We observed that, compared to wild-type DMBT1 (8 kb, 13 SRCR domains in the SID/SRCR region), the short DMBT1variant (6 kb, 8 SRCR domains in the SID/SRCR region) displayed an about 30–45% reduced capacity to bind Gram-positive and Gram–negative bacteria in vitro. This suggests that genetic polymorphism of DMBT1 impairs its protective functions, as supported by complete inactivation in DMBT1-knockout mice (Renner et al. 2007). Genetic polymorphism within DMBT1 has been described extensively and appears to be exceptionally high (Mollenhauer et al. 2000; Mollenhauer et al. 1999; Polley et al. 2015). It has also been reported for other SRCR proteins as well, and seems to be an overall characteristic feature of members of the SRCR superfamily. Genetic polymorphism for SRCR proteins has been reported, e.g., for human CD5 (Padilla et al. 2000), human CD163 sponge Aggregation Receptor (Muller et al. 1999; Pancer 2000), and sheep T19 (Walker et al. 1994). Genetic polymorphism of DMBT1 was suggested to be linked to functionality, i.e., bacterial binding and hydroxyapatite binding of the polypeptide of DMBT1SAG (Bikker et al. 2013; Bikker et al. 2002). Copy number variants that bound strongly to S. mutans and less to hydroxyapatite seemed to be increased in agricultural populations compared to hunter-gatherer populations and ancient hominins (Polley et al. 2015). As S. mutans is the causative agent in dental caries; it was speculated that some kind of selection for caries resistance had occurred in agricultural populations. We show that deletion of the SRCR domains not only affects binding to S. mutans, but also to other bacteria. Selective pressure from other bacterial infections, which occur more frequently in agricultural populations, may have favored the selection of strong binding copy number variants.

It has to be noted that in this study crude preparations of DMBT1SAG were used for bacterial adhesion analysis.

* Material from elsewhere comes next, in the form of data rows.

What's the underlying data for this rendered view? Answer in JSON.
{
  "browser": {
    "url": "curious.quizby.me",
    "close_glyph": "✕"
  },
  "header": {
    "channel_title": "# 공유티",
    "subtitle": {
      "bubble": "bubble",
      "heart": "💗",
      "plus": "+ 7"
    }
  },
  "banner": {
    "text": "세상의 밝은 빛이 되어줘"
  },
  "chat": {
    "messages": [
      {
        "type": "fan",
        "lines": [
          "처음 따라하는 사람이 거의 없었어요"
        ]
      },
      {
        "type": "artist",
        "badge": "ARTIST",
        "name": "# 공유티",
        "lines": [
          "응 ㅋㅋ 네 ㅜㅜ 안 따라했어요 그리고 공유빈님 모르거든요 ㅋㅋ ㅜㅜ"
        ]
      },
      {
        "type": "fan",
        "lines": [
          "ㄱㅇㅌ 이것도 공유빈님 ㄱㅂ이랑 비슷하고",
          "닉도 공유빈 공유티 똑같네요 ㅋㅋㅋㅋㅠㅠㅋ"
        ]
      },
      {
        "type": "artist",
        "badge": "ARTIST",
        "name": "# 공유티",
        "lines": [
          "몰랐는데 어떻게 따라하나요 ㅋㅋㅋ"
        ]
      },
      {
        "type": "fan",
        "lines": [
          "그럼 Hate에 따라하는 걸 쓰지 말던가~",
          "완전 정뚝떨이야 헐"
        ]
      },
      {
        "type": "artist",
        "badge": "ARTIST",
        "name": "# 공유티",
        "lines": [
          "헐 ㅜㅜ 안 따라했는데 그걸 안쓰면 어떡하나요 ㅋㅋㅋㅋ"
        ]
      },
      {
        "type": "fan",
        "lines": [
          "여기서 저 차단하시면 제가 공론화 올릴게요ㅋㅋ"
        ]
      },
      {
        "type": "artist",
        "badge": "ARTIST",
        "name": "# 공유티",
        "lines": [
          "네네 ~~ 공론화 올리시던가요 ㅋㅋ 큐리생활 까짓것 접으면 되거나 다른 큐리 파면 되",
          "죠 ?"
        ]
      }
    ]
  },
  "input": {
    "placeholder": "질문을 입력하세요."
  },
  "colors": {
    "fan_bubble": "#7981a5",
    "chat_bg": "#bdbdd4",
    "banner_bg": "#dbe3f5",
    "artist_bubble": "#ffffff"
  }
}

Although, it cannot be excluded that a variety of proteins such as amylase, proline rich proteins, and s-IgA may have co-precipitated with DMBT1SAG; it appears that crude DMBT1SAG shows representative bacteria binding characteristics. In line with earlier studies with purified DMBT1SAG and recombinant DMBT1, crude DMBT1SAG preparations show comparable bacteria binding characteristics (Bikker et al. 2004; Bikker et al. 2002; End et al. 2009; End et al. 2005; Leito et al. 2008; Ligtenberg et al. 2004; Ligtenberg et al. 2001). And, as DMBT1SAG is obtained directly from the parotid gland, the presence of bacteria-binding salivary mucins (MUC7) can be excluded (Veerman et al. 1996).

The present data suggest that the SRCR/SID region defines a complex multi-allele system that represents a possible basis for the variability in human susceptibility to infection as suggested in earlier papers (Mollenhauer et al. 2002a; von Deimling et al. 2000).